Beratungsstelle in Bad Oldesloe registriert starken Anstieg junger Flüchtlinge

Bad Oldesloe. Barbara Schleth und ihre vier Mitarbeiterinnen vom Diakonischen Werk Plön-Segeberg haben im vergangenen Jahr 672 Menschen bei der Integration individuell unterstützt. Dass dies, bei allem Engagement, schwierig ist, zeigt der jetzt vorgestellte Jahresbericht 2009 der Migrationssozialarbeit. Eine wachsende Fremdenangst und die gegenwärtige Abschiebepraxis erschwere die Arbeit, schreibt Propst Matthias Petersen in seinem Grußwort. Auch Barbara Schleth blickt mit gemischten Gefühlen in die Zukunft, denn durch die Finanzkrise stehen die freiwilligen Leistungen von Bund und Land auf dem Prüfstand. Sie sagt: "Die Folge einer Beratungsreduzierung wäre ein gefährdeter sozialer Frieden."

Im Norden des Kreises Stormarn hat das Team um Barbara Schleth im vergangenen Jahr 477 Menschen beraten. In Bad Segeberg waren es 195 Menschen. Der Großteil der Hilfesuchenden kam aus der russischen Förderation, gefolgt von Menschen aus Kasachstan, der Türkei und dem Irak. Im Jahr 2009 zählte der Kreis Stormarn 227 343 Einwohner, davon 9392 Ausländer, Spätaussiedler nicht mit gerechnet. Die Hälfte davon ohne Aufenthaltserlaubnis. Insbesondere die Zahl der 16- und 17jährigen Flüchtlinge sei im vergangenen Jahr angestiegen.

Wie gerade die Integration unbegleiteter junger Menschen erschwert werde, schilderte Beraterin Tina Grell: "Wir stellen eine deutliche Diskrepanz zwischen dem Willen deutsch zu lernen und der Möglichkeit dafür fest." Neu Zugewanderte seien hoch motiviert, die Landessprache zu erlernen. Manche bekämen diese Möglichkeit aber erst nach Jahren, da im laufenden Asylverfahren keine Sprachkurse finanziert würden. Ohne Sprachförderung scheitere indes jede Eingliederung.

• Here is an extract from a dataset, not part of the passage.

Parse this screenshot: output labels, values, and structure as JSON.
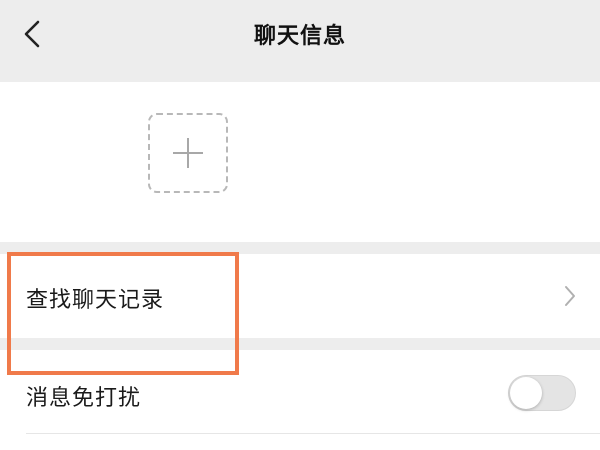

In den Integrationskursen an der Volkshochschule Bad Oldesloe (242 Teilnehmer in 2009) wird ergänzend zur Sprache auch sozialpädagogischer Unterricht erteilt. Tina Grell und ihre Kollegin Monika Marklein informieren dort über soziale Sicherung, Elterngeld oder Krankenkassen. Bei Jugendlichen ist zusätzlich Bewerbungshilfe fürs Praktikum gefragt, bei Frauen können häusliche Gewalt und Familie die Themen sein. Zu den sprachlichen Barrieren kommen andere hinzu. So werden Schulabschlüsse oder Ausbildungen aus anderen Ländern hier oft nicht oder nur zum Teil anerkannt. Wenn Akademiker ihre Familien mit Hilfsjobs wie Pizzabäcker oder Produktionshelfer ernähren müssten, gehe zuviel Potenzial verloren, kritisieren die Beraterinnen. Sie wünschen sich die gezielte Nachqualifikation fehlender Bildungsbausteine.

Stolz ist das Team auf zwei Erfolgsgeschichten. Mehr als 200 Jugendliche aus dem Kreis Stormarn hatten während der Interkulturellen Woche 2008 ihre Gedanken und Gefühle zum Thema Flucht und Fluchtursachen in Form von Texten, Tagebucheintragungen und Gedichten festgehalten. Zusammen mit den Fotos von Leona Goldstein bildet das dadurch entstandene Material den Schwerpunkt der Wanderausstellung "Jetzt haben wir das Wort!" Sie ist für 2010 bereits ausgebucht. Ein Erfolg ist auch das Nordstormarner Projekt der Sprachpartnerschaften, dass 2009 mit dem Olof-Palme-Friedenspreis ausgezeichnet wurde.

Die Nordstormarner Migrationssozialarbeit hat eine Gruppe Ehrenamtlicher ins Leben gerufen, die mit Einwanderern deren neu erworbene Deutschkenntnisse in praktischen Situationen trainieren. Inzwischen gibt es 27 Sprachpartnerschaften mit 62 Personen, die sich zu zweit oder als Gruppe einmal die Woche privat treffen. Elf Migranten aus dem Iran, Afghanistan und den russischen Ländern warten noch auf einen deutschen Sprachpartner. (Kontakt Christiane Schulze, Telefon 04521-5137). Eine Möglichkeit zum Kennen lernen ist das Sommerfest der Sprachpartner am 19. Juni zwischen 15 bis 18 Uhr im Haus der Begegnung in Bad Oldesloe, mit Spielen, Clowns und russisch-deutschem Kinderchor.